The advantage of working with Skip is that he’s traveled all around the world and has seen different details, so I know what’s possible and can start at a higher level. The more we see and learn, the more we can use those details to make things better—and that’s what we want to do, make it as perfect as possible.

What advice do you have for homeowners when selecting a pool designer or pool builder?

SP: Like the saying goes, “For anything worth having one must pay the price.” Most of the pool images that homeowners see are simply the pool guy that was the low bidder on somebody else’s idea, which means he was willing to degrade the project the most. That’s hardly a criteria to pick a pool builder or designer. If you look at the educational background and if you look at their work product, then you’re going to have a much better feel for what’s available.
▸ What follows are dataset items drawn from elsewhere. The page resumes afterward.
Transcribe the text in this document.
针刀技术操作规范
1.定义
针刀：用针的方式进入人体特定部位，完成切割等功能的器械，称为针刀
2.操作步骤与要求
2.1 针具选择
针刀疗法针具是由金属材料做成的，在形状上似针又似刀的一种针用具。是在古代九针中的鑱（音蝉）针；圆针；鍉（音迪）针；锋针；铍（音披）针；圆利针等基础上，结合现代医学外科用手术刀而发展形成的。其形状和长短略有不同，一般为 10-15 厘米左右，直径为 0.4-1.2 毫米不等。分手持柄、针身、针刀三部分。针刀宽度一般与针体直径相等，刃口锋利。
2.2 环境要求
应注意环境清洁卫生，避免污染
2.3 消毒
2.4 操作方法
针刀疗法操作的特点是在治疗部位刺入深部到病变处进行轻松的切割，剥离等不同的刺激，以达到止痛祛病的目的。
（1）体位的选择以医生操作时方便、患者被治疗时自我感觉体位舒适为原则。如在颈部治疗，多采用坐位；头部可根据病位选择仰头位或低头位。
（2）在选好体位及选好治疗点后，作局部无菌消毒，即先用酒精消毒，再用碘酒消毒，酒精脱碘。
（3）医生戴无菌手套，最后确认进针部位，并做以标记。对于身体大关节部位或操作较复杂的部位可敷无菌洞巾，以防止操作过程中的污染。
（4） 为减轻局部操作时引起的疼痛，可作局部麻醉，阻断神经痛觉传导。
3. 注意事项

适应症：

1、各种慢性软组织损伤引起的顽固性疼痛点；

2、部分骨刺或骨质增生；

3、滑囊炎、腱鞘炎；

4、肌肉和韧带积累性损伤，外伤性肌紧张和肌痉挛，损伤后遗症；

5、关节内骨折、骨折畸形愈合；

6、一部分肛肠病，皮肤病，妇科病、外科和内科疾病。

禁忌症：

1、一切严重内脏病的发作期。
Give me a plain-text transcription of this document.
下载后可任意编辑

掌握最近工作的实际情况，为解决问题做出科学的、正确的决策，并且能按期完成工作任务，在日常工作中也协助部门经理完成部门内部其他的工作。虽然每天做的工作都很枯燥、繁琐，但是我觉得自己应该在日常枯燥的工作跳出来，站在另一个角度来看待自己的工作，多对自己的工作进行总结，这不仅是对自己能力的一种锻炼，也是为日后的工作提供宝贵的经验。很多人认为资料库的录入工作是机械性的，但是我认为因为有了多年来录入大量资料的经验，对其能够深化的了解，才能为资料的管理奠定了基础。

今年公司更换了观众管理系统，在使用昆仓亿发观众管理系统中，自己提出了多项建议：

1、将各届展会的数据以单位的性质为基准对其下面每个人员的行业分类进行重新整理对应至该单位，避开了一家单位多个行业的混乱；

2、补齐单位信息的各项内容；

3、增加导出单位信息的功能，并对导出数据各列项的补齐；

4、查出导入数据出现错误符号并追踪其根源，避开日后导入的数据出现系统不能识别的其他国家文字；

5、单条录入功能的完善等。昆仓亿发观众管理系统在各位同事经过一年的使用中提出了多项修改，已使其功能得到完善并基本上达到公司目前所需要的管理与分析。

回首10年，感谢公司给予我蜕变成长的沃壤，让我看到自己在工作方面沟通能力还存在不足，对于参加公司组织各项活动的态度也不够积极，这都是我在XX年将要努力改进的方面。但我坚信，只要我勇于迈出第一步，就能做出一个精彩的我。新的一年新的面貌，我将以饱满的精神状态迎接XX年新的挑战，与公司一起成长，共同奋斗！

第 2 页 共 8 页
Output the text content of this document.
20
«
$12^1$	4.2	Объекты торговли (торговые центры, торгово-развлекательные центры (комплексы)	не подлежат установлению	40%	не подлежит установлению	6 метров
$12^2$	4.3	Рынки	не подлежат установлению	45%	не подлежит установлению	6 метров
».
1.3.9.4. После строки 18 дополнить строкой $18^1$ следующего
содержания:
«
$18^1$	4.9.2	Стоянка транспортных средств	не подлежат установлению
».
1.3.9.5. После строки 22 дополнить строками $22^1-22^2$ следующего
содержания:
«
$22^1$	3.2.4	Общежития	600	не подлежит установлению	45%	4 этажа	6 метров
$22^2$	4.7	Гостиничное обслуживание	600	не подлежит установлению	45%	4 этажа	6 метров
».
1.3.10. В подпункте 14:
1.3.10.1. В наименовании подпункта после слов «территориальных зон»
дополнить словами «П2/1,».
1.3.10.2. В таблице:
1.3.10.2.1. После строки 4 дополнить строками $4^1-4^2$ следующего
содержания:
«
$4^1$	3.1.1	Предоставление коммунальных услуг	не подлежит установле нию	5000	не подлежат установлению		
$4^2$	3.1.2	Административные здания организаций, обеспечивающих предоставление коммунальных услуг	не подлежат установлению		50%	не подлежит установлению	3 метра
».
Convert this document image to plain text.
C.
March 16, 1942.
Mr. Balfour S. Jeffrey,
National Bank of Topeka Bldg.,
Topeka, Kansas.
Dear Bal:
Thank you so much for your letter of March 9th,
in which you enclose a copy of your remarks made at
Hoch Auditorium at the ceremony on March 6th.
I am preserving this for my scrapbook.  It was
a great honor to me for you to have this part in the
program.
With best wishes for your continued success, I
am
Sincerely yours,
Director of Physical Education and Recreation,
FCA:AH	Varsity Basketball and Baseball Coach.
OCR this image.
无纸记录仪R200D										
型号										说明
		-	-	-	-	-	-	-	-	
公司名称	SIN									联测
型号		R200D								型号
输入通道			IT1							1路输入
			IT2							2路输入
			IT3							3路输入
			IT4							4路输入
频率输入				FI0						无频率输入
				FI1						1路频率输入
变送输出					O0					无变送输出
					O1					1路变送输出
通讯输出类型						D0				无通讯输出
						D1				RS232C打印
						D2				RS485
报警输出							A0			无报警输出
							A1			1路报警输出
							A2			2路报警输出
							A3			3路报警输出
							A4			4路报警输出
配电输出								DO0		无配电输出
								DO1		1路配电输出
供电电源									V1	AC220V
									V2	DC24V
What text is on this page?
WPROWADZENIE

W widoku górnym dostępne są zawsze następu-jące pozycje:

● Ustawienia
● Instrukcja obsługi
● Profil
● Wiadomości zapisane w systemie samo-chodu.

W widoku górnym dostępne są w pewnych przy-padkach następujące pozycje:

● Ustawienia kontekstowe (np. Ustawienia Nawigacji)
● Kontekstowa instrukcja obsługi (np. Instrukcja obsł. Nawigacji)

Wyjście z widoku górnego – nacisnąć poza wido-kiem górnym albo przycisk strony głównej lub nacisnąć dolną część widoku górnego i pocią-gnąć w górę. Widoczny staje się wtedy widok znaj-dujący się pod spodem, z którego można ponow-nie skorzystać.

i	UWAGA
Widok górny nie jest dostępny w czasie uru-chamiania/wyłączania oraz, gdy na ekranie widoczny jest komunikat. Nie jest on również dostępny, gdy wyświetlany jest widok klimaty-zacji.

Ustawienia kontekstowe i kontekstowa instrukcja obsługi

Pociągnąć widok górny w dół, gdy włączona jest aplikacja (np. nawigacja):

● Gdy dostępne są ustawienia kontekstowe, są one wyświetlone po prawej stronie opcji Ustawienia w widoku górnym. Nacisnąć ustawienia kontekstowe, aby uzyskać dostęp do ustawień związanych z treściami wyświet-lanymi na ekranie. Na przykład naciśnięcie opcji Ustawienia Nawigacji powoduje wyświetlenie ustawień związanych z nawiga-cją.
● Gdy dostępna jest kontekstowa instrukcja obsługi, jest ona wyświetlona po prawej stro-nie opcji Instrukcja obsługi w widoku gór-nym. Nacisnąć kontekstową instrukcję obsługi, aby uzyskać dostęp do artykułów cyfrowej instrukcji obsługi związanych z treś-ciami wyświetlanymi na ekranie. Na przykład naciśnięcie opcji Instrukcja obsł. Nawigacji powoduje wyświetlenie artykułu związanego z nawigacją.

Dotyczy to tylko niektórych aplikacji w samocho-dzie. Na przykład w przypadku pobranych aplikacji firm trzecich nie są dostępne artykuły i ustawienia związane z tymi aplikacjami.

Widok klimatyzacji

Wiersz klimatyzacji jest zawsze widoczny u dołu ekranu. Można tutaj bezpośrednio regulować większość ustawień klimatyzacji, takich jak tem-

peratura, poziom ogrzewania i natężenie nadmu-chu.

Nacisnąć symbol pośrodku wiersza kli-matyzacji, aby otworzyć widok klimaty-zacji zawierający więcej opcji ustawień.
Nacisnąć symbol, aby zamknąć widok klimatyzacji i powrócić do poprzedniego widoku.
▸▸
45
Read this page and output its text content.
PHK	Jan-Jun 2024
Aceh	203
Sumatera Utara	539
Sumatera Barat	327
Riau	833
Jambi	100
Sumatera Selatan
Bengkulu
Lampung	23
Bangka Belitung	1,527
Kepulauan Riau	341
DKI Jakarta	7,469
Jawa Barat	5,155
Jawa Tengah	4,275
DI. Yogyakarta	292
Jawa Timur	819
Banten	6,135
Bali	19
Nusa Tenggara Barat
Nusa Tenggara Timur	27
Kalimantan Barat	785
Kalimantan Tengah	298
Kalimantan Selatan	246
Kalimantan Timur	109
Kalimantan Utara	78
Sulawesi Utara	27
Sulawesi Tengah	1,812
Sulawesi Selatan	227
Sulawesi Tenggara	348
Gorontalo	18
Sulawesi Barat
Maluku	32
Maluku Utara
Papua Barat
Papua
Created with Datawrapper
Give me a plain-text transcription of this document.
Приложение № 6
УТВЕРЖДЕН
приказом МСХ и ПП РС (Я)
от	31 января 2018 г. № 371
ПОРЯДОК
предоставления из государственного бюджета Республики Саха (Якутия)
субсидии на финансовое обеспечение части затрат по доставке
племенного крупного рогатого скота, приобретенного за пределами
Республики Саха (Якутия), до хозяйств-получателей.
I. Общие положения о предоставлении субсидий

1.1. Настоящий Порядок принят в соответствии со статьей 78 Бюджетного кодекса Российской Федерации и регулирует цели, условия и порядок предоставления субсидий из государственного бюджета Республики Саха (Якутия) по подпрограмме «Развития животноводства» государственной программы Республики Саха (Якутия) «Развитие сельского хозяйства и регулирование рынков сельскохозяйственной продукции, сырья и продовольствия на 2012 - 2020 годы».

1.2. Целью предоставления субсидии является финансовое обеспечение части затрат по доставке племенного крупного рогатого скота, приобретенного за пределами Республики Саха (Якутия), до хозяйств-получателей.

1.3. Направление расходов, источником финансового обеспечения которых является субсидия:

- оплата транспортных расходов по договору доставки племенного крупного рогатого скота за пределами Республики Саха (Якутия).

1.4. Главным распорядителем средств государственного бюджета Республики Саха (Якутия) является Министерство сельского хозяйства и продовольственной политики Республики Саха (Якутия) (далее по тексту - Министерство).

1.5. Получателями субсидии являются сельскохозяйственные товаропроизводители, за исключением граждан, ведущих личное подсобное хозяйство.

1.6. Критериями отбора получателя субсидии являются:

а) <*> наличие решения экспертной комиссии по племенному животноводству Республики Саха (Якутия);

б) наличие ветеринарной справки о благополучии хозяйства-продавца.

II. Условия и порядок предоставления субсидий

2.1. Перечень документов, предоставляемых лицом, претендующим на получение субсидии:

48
Skip Phillips is president of Questar Pools and Spas in Escondido, CA., and is well known as a vanishing-edge and hydraulics expert.

Gene Brown is the owner of Valley Pool and Spa in Kelowna, B.C., Canada. He is a certified and accredited member of the Society of Watershape Designers and specializes in vanishing edges, perimeter overflows, and other challenging designs for residential and commercial clients.

Photo courtesy of Valley Pool and Spa Inc.